Accuweather. I like this weather app because it gives you a quick current weather notification when you swipe down from the top of the screen. 


GSam Battery Monitor for an accurate look at your current battery status (see Accuweather above) plus an idea of where that battery usage is coming from. There's a paid version as well as free. 


Look for your favorite news outlets and TV networks also - many have apps where you can watch episodes.

Calculator Plus is a nice calculator.


Old Time Radio Player - listen to old school radio dramas and comedies. Fun if you like that kind of nostalgia. 


Almost forgot Pocket! Great for saving web articles in one spot for reading later. One of my favorites. And you can put it on your computer too for reading across platforms. 


If you find yourself frustrated by the standard email app, try [email protected] More customizable, & allows you to download long emails that might get truncated.


One last one...Zinio.
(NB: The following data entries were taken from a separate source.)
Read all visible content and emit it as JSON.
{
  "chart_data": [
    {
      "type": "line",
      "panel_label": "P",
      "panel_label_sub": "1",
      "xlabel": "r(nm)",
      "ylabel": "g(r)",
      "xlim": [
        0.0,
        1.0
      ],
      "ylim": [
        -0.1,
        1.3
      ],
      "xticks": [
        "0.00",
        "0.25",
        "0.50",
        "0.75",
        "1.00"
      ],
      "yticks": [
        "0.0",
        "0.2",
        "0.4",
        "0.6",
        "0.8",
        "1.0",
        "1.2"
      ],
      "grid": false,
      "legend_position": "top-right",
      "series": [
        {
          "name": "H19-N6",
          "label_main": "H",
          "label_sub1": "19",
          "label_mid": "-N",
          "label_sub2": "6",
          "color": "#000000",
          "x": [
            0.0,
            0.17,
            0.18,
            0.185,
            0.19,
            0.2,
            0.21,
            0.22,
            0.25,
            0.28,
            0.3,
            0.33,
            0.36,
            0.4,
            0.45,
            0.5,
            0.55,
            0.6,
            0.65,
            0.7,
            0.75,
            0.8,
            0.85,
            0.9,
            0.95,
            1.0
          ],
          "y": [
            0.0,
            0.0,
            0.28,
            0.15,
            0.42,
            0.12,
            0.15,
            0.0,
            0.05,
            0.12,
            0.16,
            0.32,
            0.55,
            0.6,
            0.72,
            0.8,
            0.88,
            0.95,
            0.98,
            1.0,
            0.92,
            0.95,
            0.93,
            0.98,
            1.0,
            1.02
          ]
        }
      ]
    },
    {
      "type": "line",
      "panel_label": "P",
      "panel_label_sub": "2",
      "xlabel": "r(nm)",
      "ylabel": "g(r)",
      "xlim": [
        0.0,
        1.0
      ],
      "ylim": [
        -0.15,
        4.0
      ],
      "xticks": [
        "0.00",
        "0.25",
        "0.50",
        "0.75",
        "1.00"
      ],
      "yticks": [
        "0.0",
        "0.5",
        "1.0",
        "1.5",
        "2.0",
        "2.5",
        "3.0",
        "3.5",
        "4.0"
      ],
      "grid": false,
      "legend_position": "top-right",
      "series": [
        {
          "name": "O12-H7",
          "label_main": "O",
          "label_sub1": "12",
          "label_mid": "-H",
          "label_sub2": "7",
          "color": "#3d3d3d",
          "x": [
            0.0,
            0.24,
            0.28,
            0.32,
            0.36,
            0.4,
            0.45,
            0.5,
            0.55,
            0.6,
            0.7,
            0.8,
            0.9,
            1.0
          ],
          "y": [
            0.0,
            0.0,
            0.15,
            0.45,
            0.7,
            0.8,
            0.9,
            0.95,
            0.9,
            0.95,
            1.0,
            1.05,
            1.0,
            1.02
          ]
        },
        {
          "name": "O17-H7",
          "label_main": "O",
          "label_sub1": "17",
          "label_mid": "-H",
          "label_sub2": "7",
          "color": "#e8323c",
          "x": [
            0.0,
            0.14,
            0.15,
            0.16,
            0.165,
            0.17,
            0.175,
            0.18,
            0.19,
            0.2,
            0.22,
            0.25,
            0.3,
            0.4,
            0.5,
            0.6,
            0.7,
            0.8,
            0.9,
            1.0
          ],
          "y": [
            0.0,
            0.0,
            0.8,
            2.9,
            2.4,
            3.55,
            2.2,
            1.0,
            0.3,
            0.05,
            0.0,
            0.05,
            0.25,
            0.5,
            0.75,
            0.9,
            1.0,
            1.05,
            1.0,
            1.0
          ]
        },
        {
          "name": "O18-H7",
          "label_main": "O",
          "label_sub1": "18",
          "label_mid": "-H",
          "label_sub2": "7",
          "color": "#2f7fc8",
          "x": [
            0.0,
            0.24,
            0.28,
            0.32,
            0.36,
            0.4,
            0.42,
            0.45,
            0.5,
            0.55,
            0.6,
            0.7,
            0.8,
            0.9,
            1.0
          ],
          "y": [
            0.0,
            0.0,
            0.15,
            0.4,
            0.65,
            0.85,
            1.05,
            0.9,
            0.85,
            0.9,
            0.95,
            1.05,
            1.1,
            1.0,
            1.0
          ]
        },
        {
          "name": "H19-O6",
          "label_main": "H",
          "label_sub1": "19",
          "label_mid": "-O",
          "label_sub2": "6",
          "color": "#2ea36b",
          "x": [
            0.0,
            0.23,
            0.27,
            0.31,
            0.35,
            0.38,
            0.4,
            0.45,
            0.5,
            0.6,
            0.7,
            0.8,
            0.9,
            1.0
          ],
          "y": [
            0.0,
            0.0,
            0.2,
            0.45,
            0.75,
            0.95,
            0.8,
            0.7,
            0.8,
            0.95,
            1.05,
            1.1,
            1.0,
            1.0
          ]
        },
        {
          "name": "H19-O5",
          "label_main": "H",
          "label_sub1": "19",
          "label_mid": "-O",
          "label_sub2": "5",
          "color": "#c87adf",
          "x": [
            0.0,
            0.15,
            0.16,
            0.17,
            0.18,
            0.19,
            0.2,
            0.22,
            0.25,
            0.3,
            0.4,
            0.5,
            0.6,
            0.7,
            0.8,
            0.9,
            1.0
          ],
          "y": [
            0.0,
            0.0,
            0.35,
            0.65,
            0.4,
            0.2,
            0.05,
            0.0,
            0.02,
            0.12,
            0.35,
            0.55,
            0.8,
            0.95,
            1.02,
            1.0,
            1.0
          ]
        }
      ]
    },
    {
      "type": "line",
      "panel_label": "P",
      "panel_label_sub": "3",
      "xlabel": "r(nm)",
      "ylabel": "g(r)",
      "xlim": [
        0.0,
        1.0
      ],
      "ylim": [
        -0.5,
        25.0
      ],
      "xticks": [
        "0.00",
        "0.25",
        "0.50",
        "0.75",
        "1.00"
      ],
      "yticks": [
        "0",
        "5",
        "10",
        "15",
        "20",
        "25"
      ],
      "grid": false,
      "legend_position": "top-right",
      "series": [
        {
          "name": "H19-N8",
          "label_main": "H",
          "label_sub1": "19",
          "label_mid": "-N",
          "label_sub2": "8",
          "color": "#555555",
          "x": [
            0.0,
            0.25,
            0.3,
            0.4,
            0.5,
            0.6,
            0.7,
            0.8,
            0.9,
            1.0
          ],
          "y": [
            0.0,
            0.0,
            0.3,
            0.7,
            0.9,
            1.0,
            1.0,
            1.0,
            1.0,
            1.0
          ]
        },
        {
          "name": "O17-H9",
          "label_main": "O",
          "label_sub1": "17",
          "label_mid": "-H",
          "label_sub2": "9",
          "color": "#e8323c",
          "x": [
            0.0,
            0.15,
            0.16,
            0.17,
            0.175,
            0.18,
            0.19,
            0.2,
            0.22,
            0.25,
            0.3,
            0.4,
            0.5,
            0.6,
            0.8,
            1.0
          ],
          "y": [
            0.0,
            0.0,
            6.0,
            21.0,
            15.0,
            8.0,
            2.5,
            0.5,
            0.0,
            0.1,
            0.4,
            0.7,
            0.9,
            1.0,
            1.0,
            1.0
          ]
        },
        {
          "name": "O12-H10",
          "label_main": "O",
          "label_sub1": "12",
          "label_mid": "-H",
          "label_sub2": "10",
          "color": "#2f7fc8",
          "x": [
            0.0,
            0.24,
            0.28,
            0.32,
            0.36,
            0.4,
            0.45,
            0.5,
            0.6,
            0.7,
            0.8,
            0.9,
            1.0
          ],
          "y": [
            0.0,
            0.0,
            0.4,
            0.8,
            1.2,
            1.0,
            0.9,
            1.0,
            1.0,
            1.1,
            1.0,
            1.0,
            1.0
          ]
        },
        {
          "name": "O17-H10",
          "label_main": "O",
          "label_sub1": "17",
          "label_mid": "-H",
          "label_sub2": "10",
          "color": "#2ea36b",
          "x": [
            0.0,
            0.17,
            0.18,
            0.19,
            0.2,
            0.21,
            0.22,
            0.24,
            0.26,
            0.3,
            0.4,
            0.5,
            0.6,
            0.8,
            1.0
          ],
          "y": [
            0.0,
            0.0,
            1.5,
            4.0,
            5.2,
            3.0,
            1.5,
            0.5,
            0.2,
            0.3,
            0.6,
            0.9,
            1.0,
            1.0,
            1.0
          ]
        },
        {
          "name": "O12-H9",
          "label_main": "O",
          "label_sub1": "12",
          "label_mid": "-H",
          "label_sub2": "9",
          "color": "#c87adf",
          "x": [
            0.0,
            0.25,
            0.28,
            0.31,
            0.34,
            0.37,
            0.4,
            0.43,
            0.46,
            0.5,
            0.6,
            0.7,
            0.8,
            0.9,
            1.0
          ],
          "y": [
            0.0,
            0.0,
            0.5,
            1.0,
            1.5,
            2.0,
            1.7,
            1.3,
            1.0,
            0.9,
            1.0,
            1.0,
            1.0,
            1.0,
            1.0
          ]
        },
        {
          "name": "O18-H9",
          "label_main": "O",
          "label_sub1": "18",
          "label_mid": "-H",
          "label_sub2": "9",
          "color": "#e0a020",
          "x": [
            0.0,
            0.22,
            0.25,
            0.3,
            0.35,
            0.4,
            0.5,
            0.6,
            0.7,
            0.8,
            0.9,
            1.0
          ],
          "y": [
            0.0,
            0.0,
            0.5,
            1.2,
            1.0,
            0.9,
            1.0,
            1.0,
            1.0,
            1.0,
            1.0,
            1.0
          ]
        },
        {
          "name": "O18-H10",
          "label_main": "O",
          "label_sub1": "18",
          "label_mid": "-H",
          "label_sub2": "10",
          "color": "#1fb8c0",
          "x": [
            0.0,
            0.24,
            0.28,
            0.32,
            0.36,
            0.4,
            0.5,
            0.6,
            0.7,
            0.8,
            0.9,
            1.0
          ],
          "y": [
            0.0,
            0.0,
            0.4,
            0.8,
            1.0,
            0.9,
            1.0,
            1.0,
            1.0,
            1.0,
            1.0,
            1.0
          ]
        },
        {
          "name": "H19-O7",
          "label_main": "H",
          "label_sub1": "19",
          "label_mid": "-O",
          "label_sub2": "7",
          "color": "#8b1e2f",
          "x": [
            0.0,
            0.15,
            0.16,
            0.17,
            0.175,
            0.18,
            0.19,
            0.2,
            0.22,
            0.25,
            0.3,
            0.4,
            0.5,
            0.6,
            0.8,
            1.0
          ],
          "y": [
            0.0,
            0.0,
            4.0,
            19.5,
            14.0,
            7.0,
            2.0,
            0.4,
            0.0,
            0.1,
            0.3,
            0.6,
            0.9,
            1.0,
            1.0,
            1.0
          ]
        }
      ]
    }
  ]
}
Also has to be sideloaded. This is an app for magazines. You used to get a coupon for signing up, don't know if they still do that. But I've picked up a couple of very cheap subscriptions using coupons they occasionally send. Plus I read articles from various magazines/periodicals free on their site. Directions for loading Zinio on the Fire here: http://www.zinio.com/help/ Or you can get it from 1mobile.com. 
http://www.1mobile.com/zinio-94831.html

Edited to add links...


----------



## ireadbooks (Jan 11, 2011)

The Share feature is wonderful; I use it to easily tweet and email pics directly from the Fire.

You can change the color, brightness, and saturation. You can also crop, add text, and add frames. It works for pics you take on-the-go as well as those already on your device.


----------